Sometimes this means curricula that explicitly cover social and emotional topics. Tools for Getting Along, from the University of Florida, has elementary school students doing lessons on how to solve social problems with classmates.
The Brainology curriculum teaches middle schoolers the basics of neuroscience, like the idea that the brain is like a muscle that gets stronger with practice. This is based on research by Stanford University psychologist Carol Dweck that learning these facts can increase students' motivation to work hard in class.
There is also evidence supporting whole-school approaches, like Responsive Classroom, which changes how teachers and administrators do discipline.
Tooley and Bornfreund argue educators should be paying more attention to how schools are building these skills at all ages, and even holding them accountable for it. "Our goal is to get state and federal policymakers thinking about how to encourage more emphasis on these skills," says Tooley.
This doesn't mean more high-stakes tests. When it comes to assessing individual students on attributes like grit, for example, "we're not there yet," Tooley tells NPR Ed.

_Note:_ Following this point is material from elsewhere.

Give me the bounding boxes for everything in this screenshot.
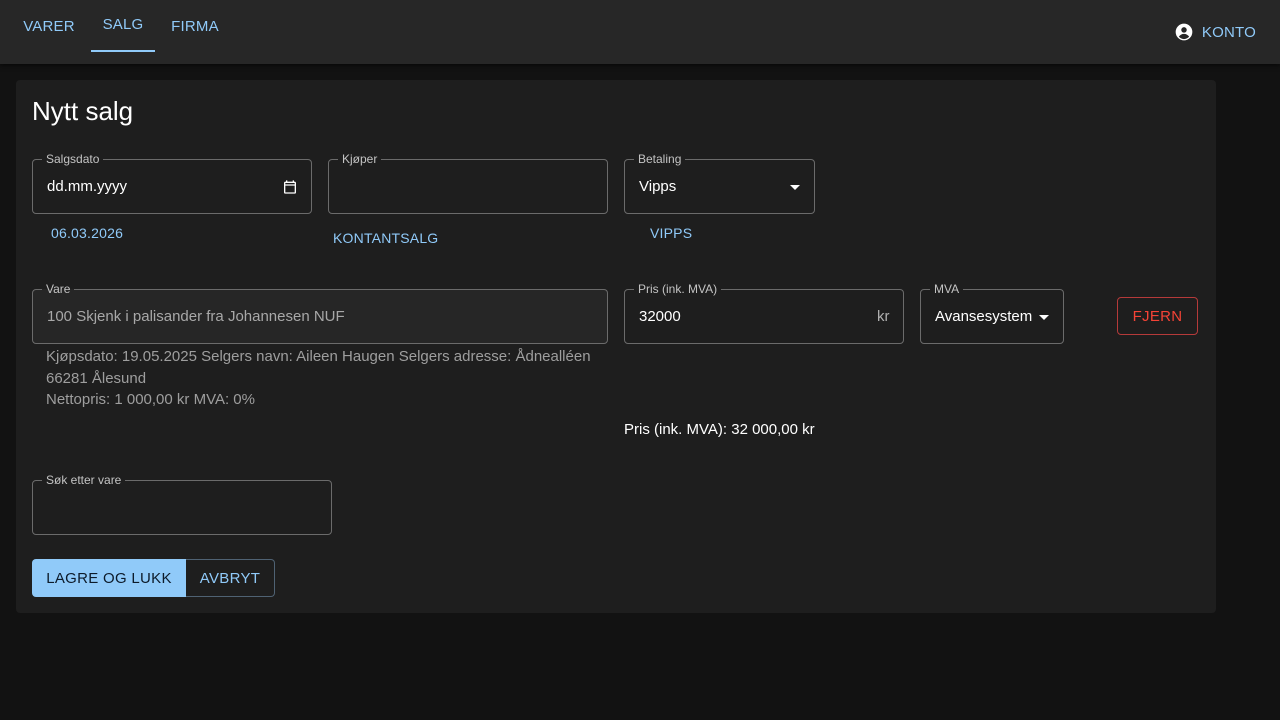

Instead, she argues, the best tack is to hold entire schools accountable for creating atmospheres that instill or support these qualities. This can be done using tools like school climate surveys and sharing the information publicly.
It's a good time to have this conversation. Most states, and the federal government, have expanded access to preschool in the last year. To evaluate those programs, they use a wide palette: classroom observation, self-reporting, and more.
This report suggests importing some of that more holistic approach to accountability into the higher grades. This doesn't mean replacing an emphasis on academic rigor with something fuzzy and hard to quantify. "It's a false choice," says Tooley. Schools can and should be doing both.